Bogyoke (Scott) Market is a good place to change money and a good place to spend it. Gems, wooden carvings, Burmese lacquerware, and embroidered fabric products made by the minority Kachin people were some of the attractive goods on offer and I bought some of each.
Yangon has more examples of British colonial era architecture than probably any other city in Asia, though some of the buildings are looking rather dilapidated (hover the mouse over the picture to see the caption):
Despite my love for old colonial buildings, the real highlight of any visit to Yangon has to be the exquisite Shwedagon Pagoda. This impressive Buddhist temple complex comprises dozens of pagodas and hundreds of Buddha statues surrounding a massive golden stupa said to contain some hairs from the head of Buddha.
Covered with solid gold plates and gold leaf, the pagoda reaches a height of almost 100 meters and the top is encrusted with thousands of diamonds, rubies and sapphires including a monster diamond of 76 carats.
A friendly guide latched on to us explain all the features and history of the pagoda. He was knowledgeable and pleasant but did insist on telling me the precise spot to take photos from and how to compose the shot. So if you have been to this place and you had the same guide as me, you will have exactly the same photos as these two.
Chauk Htet Gyi Pagoda is another place worth visiting. It houses what must be one of the world’s largest reclining Buddha’s with a length of almost 66 meters.

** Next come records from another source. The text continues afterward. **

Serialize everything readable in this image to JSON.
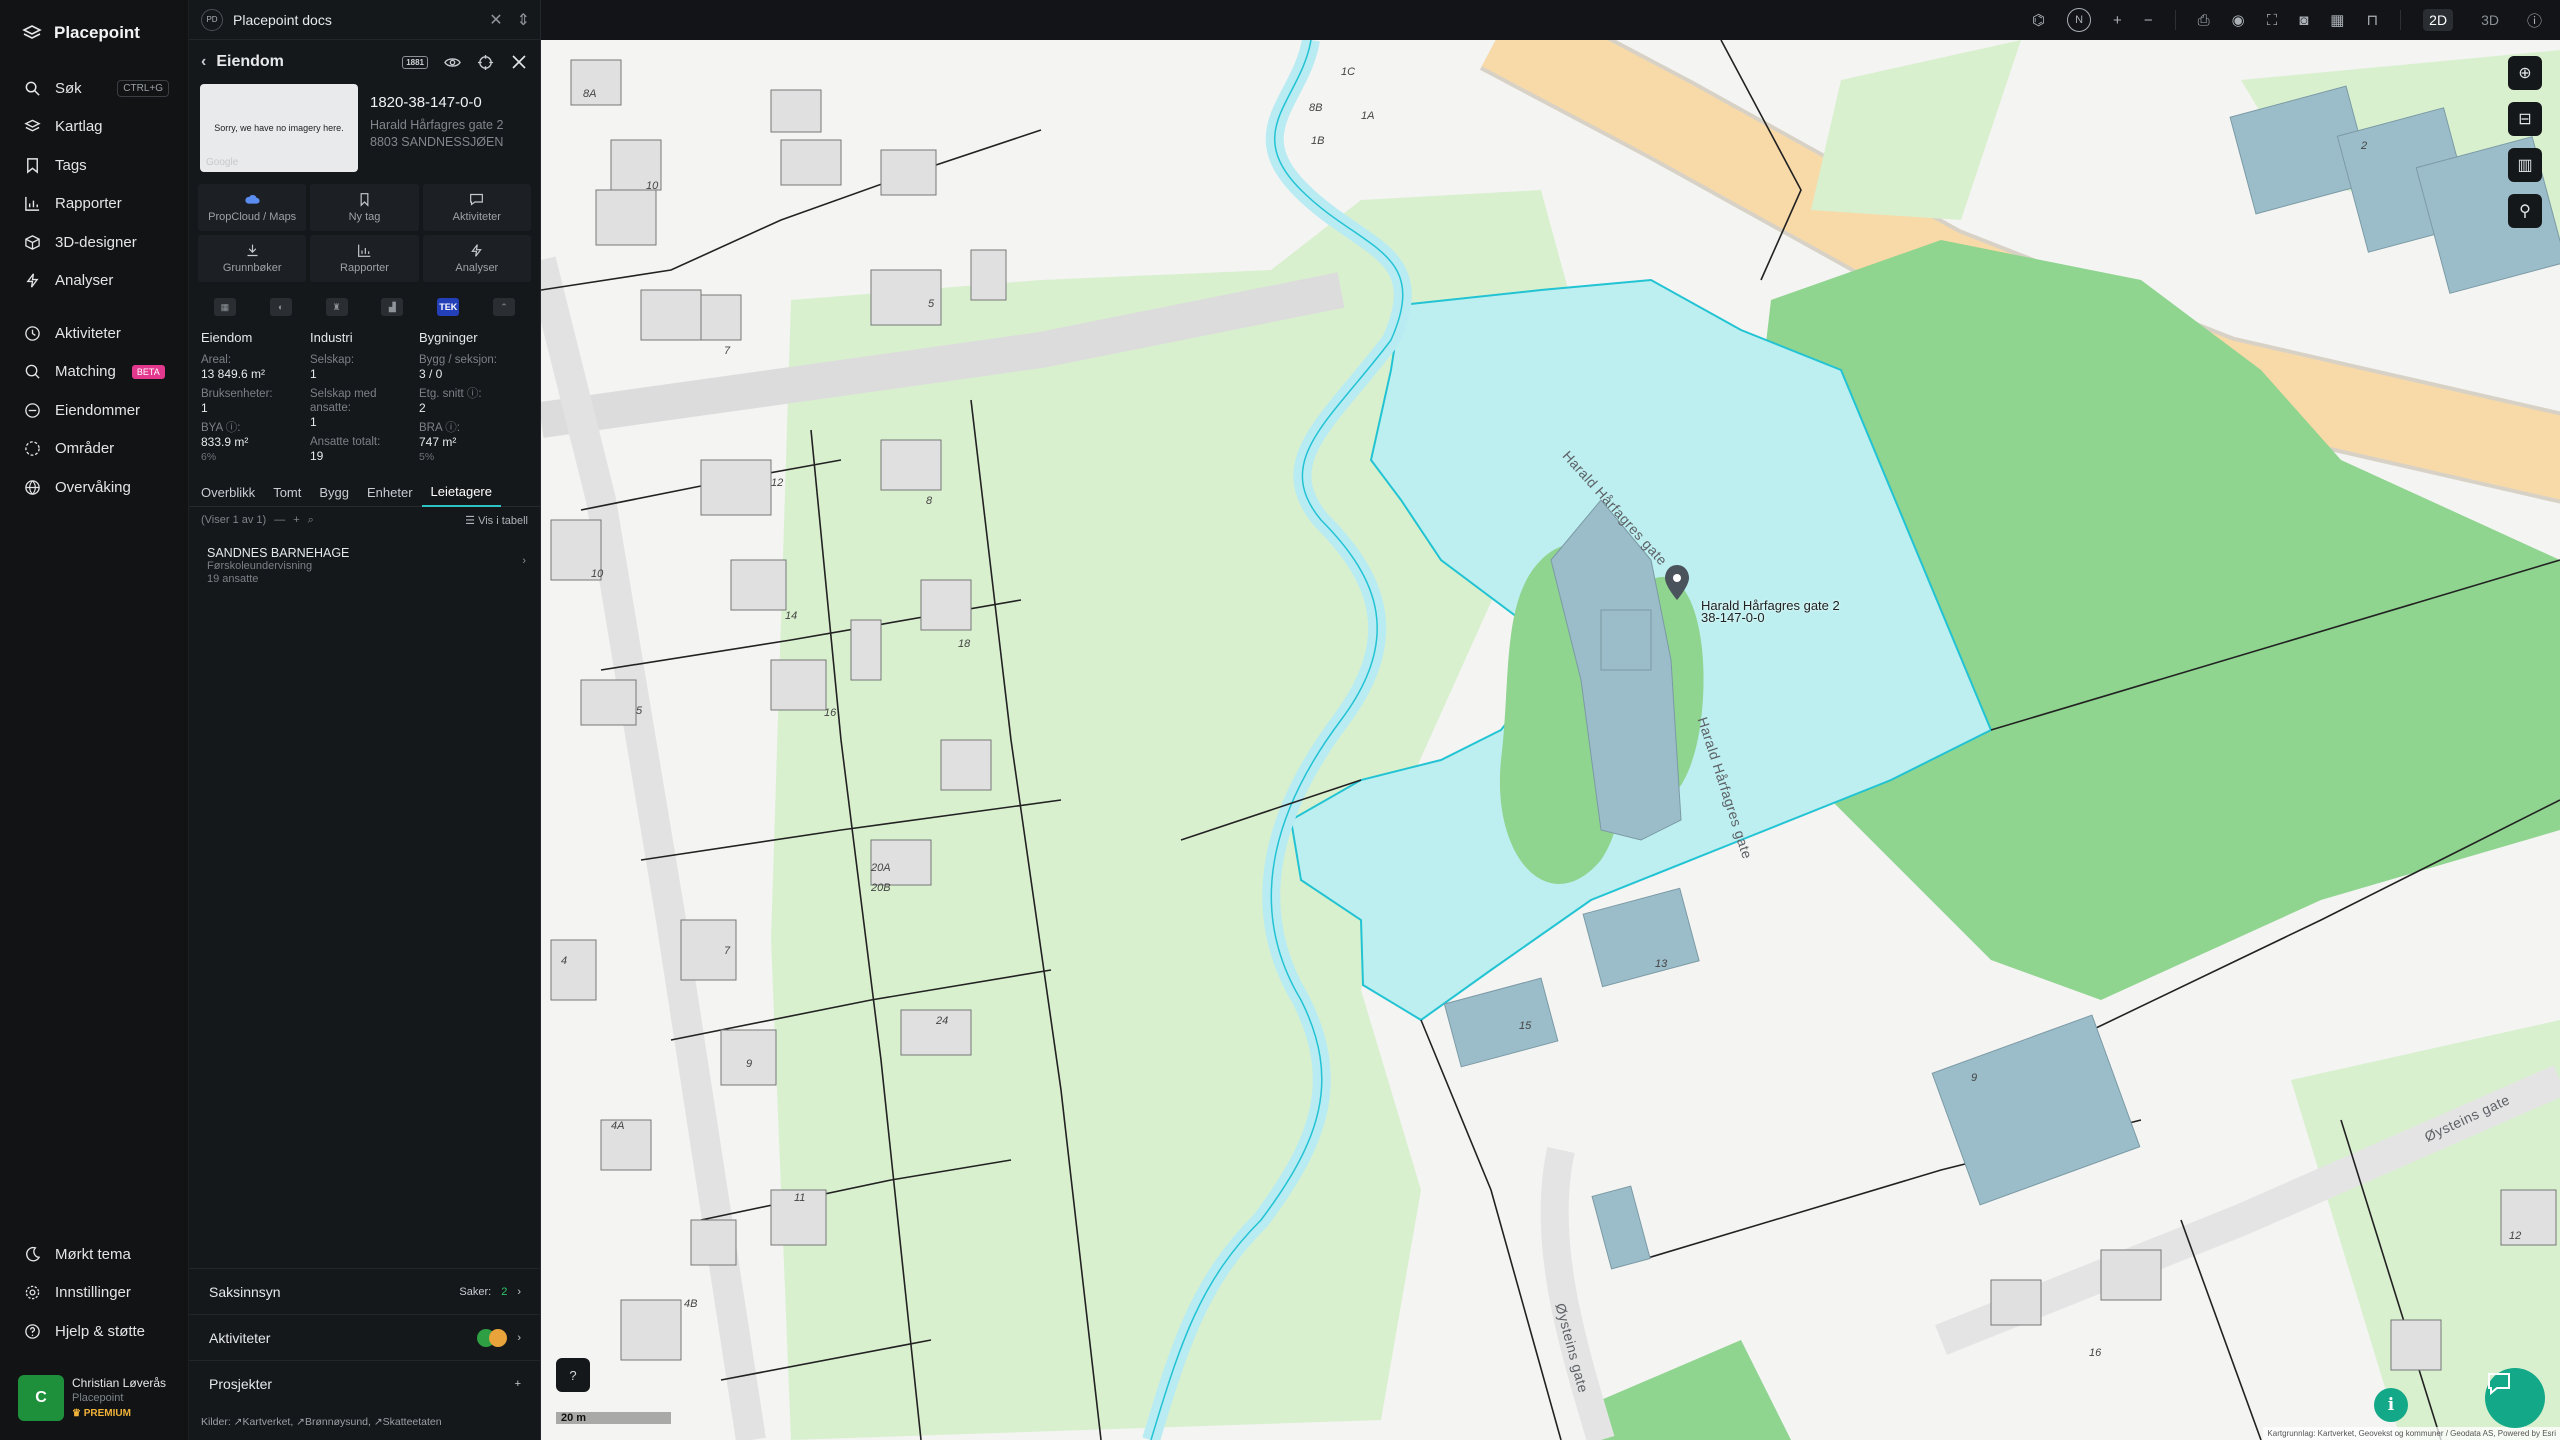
{
  "app": {
    "name": "Placepoint"
  },
  "nav": {
    "items": [
      {
        "label": "Søk",
        "icon": "search-icon",
        "shortcut": "CTRL+G"
      },
      {
        "label": "Kartlag",
        "icon": "layers-icon"
      },
      {
        "label": "Tags",
        "icon": "bookmark-icon"
      },
      {
        "label": "Rapporter",
        "icon": "chart-icon"
      },
      {
        "label": "3D-designer",
        "icon": "cube-icon"
      },
      {
        "label": "Analyser",
        "icon": "bolt-icon"
      }
    ],
    "items2": [
      {
        "label": "Aktiviteter",
        "icon": "activity-icon"
      },
      {
        "label": "Matching",
        "icon": "target-icon",
        "badge": "BETA"
      },
      {
        "label": "Eiendommer",
        "icon": "building-icon"
      },
      {
        "label": "Områder",
        "icon": "area-icon"
      },
      {
        "label": "Overvåking",
        "icon": "globe-icon"
      }
    ],
    "bottom": [
      {
        "label": "Mørkt tema",
        "icon": "moon-icon"
      },
      {
        "label": "Innstillinger",
        "icon": "gear-icon"
      },
      {
        "label": "Hjelp & støtte",
        "icon": "help-icon"
      }
    ],
    "user": {
      "initial": "C",
      "name": "Christian Løverås",
      "org": "Placepoint",
      "plan": "PREMIUM"
    }
  },
  "panel": {
    "tab_badge": "PD",
    "tab_title": "Placepoint docs",
    "header_title": "Eiendom",
    "header_chip": "1881",
    "imagery_text": "Sorry, we have no imagery here.",
    "imagery_logo": "Google",
    "property_id": "1820-38-147-0-0",
    "address_line1": "Harald Hårfagres gate 2",
    "address_line2": "8803 SANDNESSJØEN",
    "actions": [
      {
        "label": "PropCloud / Maps",
        "icon": "cloud-icon"
      },
      {
        "label": "Ny tag",
        "icon": "bookmark-icon"
      },
      {
        "label": "Aktiviteter",
        "icon": "comment-icon"
      },
      {
        "label": "Grunnbøker",
        "icon": "download-icon"
      },
      {
        "label": "Rapporter",
        "icon": "chart-icon"
      },
      {
        "label": "Analyser",
        "icon": "bolt-icon"
      }
    ],
    "datasource_tek": "TEK",
    "stats": {
      "eiendom": {
        "title": "Eiendom",
        "areal_label": "Areal:",
        "areal_value": "13 849.6 m²",
        "bruk_label": "Bruksenheter:",
        "bruk_value": "1",
        "bya_label": "BYA ⓘ:",
        "bya_value": "833.9 m²",
        "bya_pct": "6%"
      },
      "industri": {
        "title": "Industri",
        "selskap_label": "Selskap:",
        "selskap_value": "1",
        "ansatte_label": "Selskap med ansatte:",
        "ansatte_value": "1",
        "total_label": "Ansatte totalt:",
        "total_value": "19"
      },
      "bygninger": {
        "title": "Bygninger",
        "bygg_label": "Bygg / seksjon:",
        "bygg_value": "3 / 0",
        "etg_label": "Etg. snitt ⓘ:",
        "etg_value": "2",
        "bra_label": "BRA ⓘ:",
        "bra_value": "747 m²",
        "bra_pct": "5%"
      }
    },
    "subtabs": [
      "Overblikk",
      "Tomt",
      "Bygg",
      "Enheter",
      "Leietagere"
    ],
    "list_info": "(Viser 1 av 1)",
    "list_view_label": "Vis i tabell",
    "tenant": {
      "name": "SANDNES BARNEHAGE",
      "category": "Førskoleundervisning",
      "employees": "19 ansatte"
    },
    "sections": {
      "saksinnsyn": {
        "label": "Saksinnsyn",
        "count_label": "Saker:",
        "count": "2"
      },
      "aktiviteter": {
        "label": "Aktiviteter"
      },
      "prosjekter": {
        "label": "Prosjekter"
      }
    },
    "sources": {
      "label": "Kilder:",
      "items": [
        "Kartverket",
        "Brønnøysund",
        "Skatteetaten"
      ]
    }
  },
  "topbar": {
    "compass": "N",
    "mode_2d": "2D",
    "mode_3d": "3D"
  },
  "map": {
    "pin_label_line1": "Harald Hårfagres gate 2",
    "pin_label_line2": "38-147-0-0",
    "streets": [
      "Harald Hårfagres gate",
      "Harald Hårfagres gate",
      "Øysteins gate",
      "Øysteins gate"
    ],
    "house_numbers": [
      "8A",
      "8B",
      "1C",
      "1B",
      "1A",
      "10",
      "5",
      "7",
      "2",
      "12",
      "8",
      "10",
      "14",
      "18",
      "16",
      "5",
      "20A",
      "20B",
      "7",
      "4",
      "24",
      "9",
      "4A",
      "11",
      "4B",
      "13",
      "15",
      "9",
      "12",
      "16"
    ],
    "scale_label": "20 m",
    "attribution": "Kartgrunnlag: Kartverket, Geovekst og kommuner / Geodata AS, Powered by Esri",
    "colors": {
      "parcel": "#bdeff0",
      "selected_border": "#22c3d3",
      "building": "#9bbdc9",
      "park": "#8fd48f",
      "road": "#f8d9a8"
    }
  }
}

The National Museum is a also quite an interesting place to kill an hour or two. The building itself is very ugly and the displays are rather dated and the lighting is poor but the exhibits themselves are worth a visit. Cameras were not allowed inside so I cannot show any pictures but here is the handsome exterior:
Overall my impression of Yangon (based on a very short visit) was that the people are very nice; reserved, polite and helpful and the standard of English is quite good. Decent places to eat are not abundant unless you are brave enough to sample the street food. The city is well worth a visit for a day or two but I can understand why most tourists do not linger in Yangon but instead head straight for places like Mandalay and Pagan.